At present, the combination of antigen, antibody and NAT testing for HIV is considered the highest safety standard and is used in most high-income countries.  

However, internationally, these testing assays can be too expensive or unavailable in certain countries. The World Health Organization surveyed the HIV testing practices of 180 countries in 2021. At the time, blood operators in 36 countries (including Canada) used the combination of antigen testing, antibody testing and NAT. Another 19 countries use NAT in combination with antibody testing, but do not perform antigen testing. Most countries (N=90) use antigen and antibody testing without NAT. 

Given the variability in HIV screening and testing practices around the world, the window periods for testing and the risk of acquiring HIV from blood and blood products is variable, depending on the country in which a transfusion occurs.  

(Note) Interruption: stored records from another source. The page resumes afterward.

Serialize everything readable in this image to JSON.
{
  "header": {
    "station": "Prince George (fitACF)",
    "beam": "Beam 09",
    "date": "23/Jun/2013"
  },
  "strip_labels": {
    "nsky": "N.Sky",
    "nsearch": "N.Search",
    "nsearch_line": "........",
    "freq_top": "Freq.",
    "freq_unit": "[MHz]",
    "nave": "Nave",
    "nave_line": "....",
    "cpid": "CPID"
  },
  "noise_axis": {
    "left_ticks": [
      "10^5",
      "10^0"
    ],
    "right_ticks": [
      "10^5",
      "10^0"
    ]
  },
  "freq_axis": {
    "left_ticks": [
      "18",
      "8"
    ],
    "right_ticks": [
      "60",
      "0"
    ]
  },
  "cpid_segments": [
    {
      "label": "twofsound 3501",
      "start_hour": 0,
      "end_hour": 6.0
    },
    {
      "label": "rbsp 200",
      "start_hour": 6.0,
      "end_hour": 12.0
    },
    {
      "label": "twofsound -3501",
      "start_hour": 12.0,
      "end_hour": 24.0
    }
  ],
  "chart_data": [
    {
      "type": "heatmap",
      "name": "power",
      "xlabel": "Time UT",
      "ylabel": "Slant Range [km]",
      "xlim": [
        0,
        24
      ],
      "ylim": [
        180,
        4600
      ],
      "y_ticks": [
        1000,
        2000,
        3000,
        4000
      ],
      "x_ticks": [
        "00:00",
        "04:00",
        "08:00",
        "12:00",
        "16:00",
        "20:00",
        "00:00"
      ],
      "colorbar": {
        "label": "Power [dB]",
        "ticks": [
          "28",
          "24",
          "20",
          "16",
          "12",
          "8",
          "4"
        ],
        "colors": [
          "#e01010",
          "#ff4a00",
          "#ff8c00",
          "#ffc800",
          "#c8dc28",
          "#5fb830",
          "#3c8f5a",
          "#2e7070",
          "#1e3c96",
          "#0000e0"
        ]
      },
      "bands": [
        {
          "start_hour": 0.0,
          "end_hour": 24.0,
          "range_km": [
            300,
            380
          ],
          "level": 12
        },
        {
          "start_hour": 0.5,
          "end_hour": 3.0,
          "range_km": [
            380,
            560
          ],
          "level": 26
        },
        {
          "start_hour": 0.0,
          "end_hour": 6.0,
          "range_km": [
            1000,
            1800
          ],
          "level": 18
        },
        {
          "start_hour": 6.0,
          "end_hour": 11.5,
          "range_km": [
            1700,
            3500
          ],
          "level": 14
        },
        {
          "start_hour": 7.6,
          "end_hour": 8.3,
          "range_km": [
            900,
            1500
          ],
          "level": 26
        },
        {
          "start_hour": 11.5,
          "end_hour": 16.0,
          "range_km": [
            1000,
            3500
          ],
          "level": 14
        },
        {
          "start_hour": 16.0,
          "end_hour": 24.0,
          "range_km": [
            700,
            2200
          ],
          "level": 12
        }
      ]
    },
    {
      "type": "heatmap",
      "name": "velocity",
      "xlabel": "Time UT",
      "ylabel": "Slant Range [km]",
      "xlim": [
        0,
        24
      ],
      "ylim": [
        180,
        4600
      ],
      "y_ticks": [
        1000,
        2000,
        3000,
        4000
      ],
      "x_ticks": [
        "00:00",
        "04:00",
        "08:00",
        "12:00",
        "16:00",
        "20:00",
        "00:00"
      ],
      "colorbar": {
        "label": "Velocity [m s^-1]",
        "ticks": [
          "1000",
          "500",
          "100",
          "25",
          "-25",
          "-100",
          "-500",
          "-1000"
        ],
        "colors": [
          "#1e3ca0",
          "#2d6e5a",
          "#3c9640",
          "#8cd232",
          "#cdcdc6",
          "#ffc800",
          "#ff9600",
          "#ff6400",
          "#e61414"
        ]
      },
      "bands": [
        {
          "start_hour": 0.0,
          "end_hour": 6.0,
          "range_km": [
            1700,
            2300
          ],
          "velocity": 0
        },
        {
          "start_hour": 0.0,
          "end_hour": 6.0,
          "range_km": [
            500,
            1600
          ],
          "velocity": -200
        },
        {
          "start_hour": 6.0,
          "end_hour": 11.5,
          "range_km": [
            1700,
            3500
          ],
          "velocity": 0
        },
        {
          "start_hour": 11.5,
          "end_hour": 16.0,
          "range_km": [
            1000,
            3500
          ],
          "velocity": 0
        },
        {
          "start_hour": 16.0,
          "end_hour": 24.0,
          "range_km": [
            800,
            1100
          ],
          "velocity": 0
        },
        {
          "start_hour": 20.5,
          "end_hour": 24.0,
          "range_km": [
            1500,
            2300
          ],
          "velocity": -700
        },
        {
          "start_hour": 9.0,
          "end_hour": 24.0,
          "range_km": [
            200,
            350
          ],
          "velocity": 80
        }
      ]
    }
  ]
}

Individuals who may require blood or blood components while living or travelling outside of Canada are advised to consult with the health care provider(s) prescribing the transfusion, to discuss risks and benefits. Canadian data on blood safety cannot be directly applied to blood and blood products in other jurisdictions. 

If the testing is effective, why do we need donor screening?

Canadian Blood Services takes a multi-tiered approach to safety that includes a comprehensive and extensive donor selection criteria and state-of-the-art testing technology. Although modern testing is highly sophisticated and precise, no test is perfect. Additionally, not all transfusion- transmitted infections have tests available. Hence, donor screening is intended to reduce the risk of window period infections, as well as risk from infections for which there is no test. 

If the window period for HIV is only nine days, why are some individuals deferred for three months under Canadian Blood Services’ sexual behaviour-based screening practices?

During screening, all donors are asked questions about sexual behaviour. If they’ve had anal sex with new and/or multiple sexual partners in the last three months, they will be required to wait three months from when they last had anal sex to donate. The three-month time frame accounts for possible exposure to various viruses, including HIV, Hepatitis B (HBV) and Hepatitis C (HCV).  

The longest window period is for detection of Hepatitis B virus, which was considered when establishing the deferral time frames for activities that can lead to exposure of HIV, HBV, and HCV. These activities include (but are not limited to) injection needle use, previous blood transfusion, known HIV status of partner(s), sexual exposure, tattoos and piercings.  

Three months is the shortest timeframe that has been tested by blood operators around the world for questions relating to exposure to various viruses. Currently, no data exists when a shorter timeframe has been used. Since these changes are made incrementally, as we gather more evidence regarding impact of timeframes in virus detection, we hope to further re-evaluate the utility of these timeframes.